En l’espèce, la Cour d’appel de Paris avait condamné une société – victime de faits d’escroquerie de la part d’une personne qui s’était présentée comme le mandataire de celle-ci – à payer à la société CHRONOPOST des prestations de transport de colis exécutées sur ordre du faussaire. Les magistrats parisiens considéraient que, bien que ladite société ait effectivement déposé plainte, elle n’en avait informé la société CHRONOPOST que plusieurs mois plus tard, et ce nonobstant la réception successive de factures. De surcroît, était relevé le fait que, eu égard à ses activités de transporteur de colis, la société CHRONOPOST était autorisée à ne pas vérifier l’exactitude des pouvoirs du pseudo-mandataire.

Cette décision est logiquement censurée par la Cour de cassation, laquelle estime que la Cour d’appel aurait dû rechercher si la société avait, ou non, été complétement étrangère à l’apparence ainsi créée.

L’attendu de principe posé par la Haute juridiction rappelle au demeurant expressément ladite exigence, en énonçant que :

« […] le mandant peut être engagé sur le fondement d’un mandat apparent, même en l’absence d’une faute susceptible de lui être reprochée, si la croyance du tiers à l’étendue des pouvoirs du mandataire est légitime, ce caractère supposant que les circonstances, auxquelles le mandant n’est pas complètement étranger, autorisaient le tiers à ne pas vérifier les limites exactes de ces pouvoirs. »

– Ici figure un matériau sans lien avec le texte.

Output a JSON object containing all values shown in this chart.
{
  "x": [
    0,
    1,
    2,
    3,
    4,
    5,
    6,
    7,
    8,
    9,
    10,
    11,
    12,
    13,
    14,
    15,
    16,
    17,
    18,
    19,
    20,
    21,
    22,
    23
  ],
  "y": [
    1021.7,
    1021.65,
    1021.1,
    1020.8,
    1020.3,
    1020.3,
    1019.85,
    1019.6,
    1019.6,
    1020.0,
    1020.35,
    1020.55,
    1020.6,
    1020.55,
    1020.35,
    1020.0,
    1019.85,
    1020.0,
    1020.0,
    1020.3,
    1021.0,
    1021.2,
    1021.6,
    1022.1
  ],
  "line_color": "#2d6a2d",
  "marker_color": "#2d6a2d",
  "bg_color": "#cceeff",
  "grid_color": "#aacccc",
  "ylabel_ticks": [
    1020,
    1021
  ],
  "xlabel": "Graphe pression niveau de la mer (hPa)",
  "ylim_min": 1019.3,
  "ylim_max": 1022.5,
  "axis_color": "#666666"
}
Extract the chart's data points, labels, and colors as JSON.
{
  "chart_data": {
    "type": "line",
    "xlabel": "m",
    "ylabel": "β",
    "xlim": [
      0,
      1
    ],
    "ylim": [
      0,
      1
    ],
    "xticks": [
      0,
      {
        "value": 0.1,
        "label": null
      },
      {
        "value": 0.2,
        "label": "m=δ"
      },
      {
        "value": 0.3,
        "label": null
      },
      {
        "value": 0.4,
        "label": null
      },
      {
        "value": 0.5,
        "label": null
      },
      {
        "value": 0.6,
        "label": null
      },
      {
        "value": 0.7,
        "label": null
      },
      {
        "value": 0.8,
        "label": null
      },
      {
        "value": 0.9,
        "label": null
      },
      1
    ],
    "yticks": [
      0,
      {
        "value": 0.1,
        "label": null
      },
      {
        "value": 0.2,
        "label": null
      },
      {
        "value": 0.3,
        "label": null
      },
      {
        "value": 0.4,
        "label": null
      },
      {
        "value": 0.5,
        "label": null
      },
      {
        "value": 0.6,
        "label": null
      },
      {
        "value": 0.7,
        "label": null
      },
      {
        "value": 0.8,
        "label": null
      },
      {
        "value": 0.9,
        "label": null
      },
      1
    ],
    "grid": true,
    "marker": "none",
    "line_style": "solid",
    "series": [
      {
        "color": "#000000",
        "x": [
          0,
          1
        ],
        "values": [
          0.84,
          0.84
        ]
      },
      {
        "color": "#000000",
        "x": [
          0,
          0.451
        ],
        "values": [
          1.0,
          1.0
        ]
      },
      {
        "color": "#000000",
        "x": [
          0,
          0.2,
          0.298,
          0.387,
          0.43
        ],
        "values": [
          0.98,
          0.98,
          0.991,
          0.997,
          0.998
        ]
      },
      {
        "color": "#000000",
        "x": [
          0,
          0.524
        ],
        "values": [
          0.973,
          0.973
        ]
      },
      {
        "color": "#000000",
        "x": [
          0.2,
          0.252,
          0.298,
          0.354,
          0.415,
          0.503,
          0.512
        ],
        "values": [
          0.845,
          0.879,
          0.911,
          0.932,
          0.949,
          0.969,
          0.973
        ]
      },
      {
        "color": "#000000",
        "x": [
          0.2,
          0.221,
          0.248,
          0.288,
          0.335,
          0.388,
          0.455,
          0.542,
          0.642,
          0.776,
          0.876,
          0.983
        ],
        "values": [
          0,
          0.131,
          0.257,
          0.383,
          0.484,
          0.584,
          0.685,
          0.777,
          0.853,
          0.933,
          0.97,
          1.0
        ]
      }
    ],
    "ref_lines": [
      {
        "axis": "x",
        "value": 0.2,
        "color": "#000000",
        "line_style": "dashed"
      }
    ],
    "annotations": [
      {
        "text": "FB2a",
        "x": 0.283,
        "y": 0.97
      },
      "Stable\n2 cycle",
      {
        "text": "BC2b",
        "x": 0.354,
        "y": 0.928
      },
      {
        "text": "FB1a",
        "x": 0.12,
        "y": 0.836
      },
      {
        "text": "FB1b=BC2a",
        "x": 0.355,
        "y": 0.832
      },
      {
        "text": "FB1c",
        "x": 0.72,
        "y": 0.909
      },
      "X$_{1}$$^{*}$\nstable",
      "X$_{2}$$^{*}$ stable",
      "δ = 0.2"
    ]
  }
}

Le mot de l’expert 186 – Me Alexandre RIOU, avocat associé spécialisé en contentieux commercial, 186 Avocats

« Cet arrêt renforce le devoir de vigilance auquel doivent s’astreindre les sociétés lorsqu’elles concluent un contrat avec un tiers. A cet effet, la production d’un extrait Kbis de la société tierce, ou d’une délégation de pouvoir, permettra d’éviter la désagréable surprise d’un refus de paiement d’une facture au motif que la société tierce n’aurait jamais été valablement engagée. »


[1] Cass. ass. plén., 13 décembre 1962, n°57-11.569.

[2]Ibid.

[3] Cass. com., 27 juin 2000, n°98-10.814.

[4] Ordonnance n°2016-131 du 10 février 2016 portant réforme du droit des contrats, du régime général et de la preuve des obligations, JORF, n°35, 11 février 2016.

[5] LECOURT (A.), note sous Cass. com., 13 janvier 2009, Bull. Joly 2009, p.464.

[6] Cass. civ. 3e, 15 juin 2011, n°10-21.085.

[7] LATIL (A.), « Le devoir de vigilance opposé à l’apparence », Revue des sociétés, 2012, p.226.

[8] Cass. com., 6 octobre 2015, n°14-13.812.

[9] Cass. com., 22 novembre 2011, n°10-23.125.

[10] Cass. com., 6 novembre 2012, n°11-23.424.

[11] Cass. com., 13 janvier 2009, n°07-17.962.

[12] Cass. com., 12 décembre 1973, n°72-12.979 ; Cass. com., 27 mai 1974, n°73-10.536. V. également : Cass. com., 9 mars 1999, n°96-13.782.